O penúltimo ano de gestão do governador do Estado, Renato Casagrande (PSB), iniciou-se com o retorno do deputado estadual Tyago Hoffmann (PSB) ao front do Executivo, a partir da nomeação do parlamentar para ocupar a Secretaria de Estado da Saúde.

Chegado o Dia de Reis, que se aproxima do fim do ciclo natalino (mais especificamente no próximo domingo, dia 12), especialmente no viés da fé católica, eis que o tempo comum de Casagrande começa após as festividades e há interesse especial nas escolhas de percursos por um dos “apóstolos” do casagrandismo: o deputado federal Gilson Daniel (Podemos), que é presidente estadual do partido do qual é filiado.

O que se viu, até o momento, foi que a partilha do governo não atingiu ainda o núcleo dele, muito embora haja na gestão do Palácio Anchieta uma correligionária de Gilson, a secretária de Estado de Governo, Emanuela Pedroso (Podemos).

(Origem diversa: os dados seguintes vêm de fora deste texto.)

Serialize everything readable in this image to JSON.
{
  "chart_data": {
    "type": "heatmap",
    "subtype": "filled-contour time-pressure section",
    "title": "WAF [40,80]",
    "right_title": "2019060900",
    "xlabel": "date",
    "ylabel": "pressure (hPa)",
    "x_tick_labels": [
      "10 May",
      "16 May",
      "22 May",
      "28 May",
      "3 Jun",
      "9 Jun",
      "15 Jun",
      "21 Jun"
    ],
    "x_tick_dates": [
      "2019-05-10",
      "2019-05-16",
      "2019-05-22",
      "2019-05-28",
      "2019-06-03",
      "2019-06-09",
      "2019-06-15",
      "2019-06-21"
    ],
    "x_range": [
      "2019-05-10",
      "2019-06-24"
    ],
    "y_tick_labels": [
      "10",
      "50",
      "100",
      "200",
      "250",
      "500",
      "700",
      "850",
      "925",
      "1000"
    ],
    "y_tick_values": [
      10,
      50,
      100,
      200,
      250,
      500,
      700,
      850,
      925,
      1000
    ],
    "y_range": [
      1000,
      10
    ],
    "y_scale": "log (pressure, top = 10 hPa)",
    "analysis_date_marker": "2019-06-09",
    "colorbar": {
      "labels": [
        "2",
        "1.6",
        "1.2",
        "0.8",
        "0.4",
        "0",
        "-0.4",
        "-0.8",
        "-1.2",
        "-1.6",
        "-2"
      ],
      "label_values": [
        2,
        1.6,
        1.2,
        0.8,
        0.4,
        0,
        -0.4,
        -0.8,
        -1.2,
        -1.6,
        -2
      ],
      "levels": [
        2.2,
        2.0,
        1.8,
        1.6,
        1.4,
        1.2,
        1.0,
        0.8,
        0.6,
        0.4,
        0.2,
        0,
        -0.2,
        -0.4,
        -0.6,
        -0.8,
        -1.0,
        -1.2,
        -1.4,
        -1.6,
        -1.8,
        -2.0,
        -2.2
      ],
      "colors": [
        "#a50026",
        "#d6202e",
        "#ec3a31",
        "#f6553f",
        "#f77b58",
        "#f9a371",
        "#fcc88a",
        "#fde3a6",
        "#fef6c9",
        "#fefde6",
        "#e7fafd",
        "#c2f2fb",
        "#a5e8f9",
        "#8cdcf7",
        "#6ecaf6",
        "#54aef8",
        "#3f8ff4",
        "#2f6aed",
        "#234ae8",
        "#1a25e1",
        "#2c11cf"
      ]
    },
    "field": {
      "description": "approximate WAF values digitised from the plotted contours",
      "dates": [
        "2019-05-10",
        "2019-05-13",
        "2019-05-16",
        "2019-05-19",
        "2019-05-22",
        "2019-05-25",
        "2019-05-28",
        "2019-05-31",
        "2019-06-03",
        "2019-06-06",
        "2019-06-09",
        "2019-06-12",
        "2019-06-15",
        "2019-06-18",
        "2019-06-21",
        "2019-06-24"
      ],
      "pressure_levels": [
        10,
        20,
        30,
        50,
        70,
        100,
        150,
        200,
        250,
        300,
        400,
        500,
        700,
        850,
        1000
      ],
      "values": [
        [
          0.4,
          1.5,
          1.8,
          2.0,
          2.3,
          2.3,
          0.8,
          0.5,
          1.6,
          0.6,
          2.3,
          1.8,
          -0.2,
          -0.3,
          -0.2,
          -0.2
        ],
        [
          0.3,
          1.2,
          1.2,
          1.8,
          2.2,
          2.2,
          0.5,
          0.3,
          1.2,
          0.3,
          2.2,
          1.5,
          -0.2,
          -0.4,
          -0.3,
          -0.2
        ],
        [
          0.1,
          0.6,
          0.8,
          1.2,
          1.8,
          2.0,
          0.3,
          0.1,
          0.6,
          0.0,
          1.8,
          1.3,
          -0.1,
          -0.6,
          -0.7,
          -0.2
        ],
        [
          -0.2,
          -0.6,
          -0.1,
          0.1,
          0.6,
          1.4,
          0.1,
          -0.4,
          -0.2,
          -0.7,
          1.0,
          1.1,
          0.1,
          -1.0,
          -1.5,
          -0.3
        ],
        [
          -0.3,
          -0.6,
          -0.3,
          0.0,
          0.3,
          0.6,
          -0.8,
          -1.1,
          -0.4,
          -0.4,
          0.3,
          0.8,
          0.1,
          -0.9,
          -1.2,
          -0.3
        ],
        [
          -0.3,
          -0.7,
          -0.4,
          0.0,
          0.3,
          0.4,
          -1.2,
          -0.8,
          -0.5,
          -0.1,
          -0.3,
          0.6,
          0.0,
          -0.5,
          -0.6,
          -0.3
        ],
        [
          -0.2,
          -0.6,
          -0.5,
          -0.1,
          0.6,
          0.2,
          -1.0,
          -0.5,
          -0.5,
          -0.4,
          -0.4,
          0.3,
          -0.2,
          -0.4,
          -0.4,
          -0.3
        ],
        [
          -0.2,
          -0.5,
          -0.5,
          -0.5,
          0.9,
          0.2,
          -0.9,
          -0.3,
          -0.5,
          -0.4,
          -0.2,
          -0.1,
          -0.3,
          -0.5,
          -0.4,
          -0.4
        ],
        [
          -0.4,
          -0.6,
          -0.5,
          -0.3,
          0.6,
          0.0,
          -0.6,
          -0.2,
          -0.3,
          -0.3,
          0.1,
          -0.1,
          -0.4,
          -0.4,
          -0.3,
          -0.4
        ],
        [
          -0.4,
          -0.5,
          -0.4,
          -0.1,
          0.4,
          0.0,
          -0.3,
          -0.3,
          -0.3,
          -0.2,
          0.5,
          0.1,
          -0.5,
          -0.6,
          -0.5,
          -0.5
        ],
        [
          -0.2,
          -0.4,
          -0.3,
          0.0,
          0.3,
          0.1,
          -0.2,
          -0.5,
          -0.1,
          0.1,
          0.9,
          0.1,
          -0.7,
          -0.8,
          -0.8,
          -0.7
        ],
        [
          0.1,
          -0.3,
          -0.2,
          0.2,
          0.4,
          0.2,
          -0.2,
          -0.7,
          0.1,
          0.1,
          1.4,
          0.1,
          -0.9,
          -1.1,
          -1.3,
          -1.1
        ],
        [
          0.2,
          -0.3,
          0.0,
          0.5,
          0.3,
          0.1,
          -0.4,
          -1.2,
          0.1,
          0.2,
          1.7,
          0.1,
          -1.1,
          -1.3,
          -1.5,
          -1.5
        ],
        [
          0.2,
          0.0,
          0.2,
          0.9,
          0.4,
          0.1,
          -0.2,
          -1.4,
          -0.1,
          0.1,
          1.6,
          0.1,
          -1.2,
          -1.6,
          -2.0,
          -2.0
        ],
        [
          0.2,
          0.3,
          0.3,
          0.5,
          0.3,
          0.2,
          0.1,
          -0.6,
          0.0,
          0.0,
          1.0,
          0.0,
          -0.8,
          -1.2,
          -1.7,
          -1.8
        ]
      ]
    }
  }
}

Como destacado por Casagrande, o governador diz saber “compartilhar” na política, mas a reclamação geral de muitos aliados é de ausência de pão e peixe entre aqueles que estão ao lado da maior liderança política do Espírito Santo, havendo, na visão deles, a predileção pelo núcleo do PSB.

Gilson, assim que deixou a Prefeitura de Viana, em 2020, foi nomeado no governo do Estado, se transformou em um dos nomes mais poderosos na caserna palaciana e foi eleito com sobras, em 2022. Seguiu pregando a palavra casagrandista, mas talvez não haja o mesmo entusiasmo de outrora. O momento, visando 2026, possivelmente seja outro e há mais narrativas a serem desdobradas.

As tendências nacionais – e internacionais – demonstram que o centro e a centro-direita possuem maiores chances de triunfos. Logo, estaria o deputado federal propenso a se unir com grupo que incluísse, para a batalha estadual, o PDT, de Sergio Vidigal, que tem ligações com a esquerda? Ou isso só aconteceria mediante reformulação e criação de espaço para ele no governo do Estado? Ou, quem sabe, seja tempo de batalhar por mais protagonismo para si?

Frequentemente, o presidente estadual do Podemos vem sendo cortejado por alas mais do centro e da centro-direita, dentre elas o Republicanos e o Progressistas, que ensaiam voos solos, muito embora Casagrande busque manter o segundo partido citado sob suas asas, bem como o deputado federal e sua claque.

Gilson, diga-se de passagem, segue com boas relações com o Palácio Anchieta, mas o andamento de 2025, as definições de prioridades e as formações de bunkers eleitorais para o movimento de 2026 podem servir para indicar mudanças de percursos.

O deputado federal, inegavelmente, é uma peça do centro que pode fazer a diferença no processo eleitoral que se avizinha.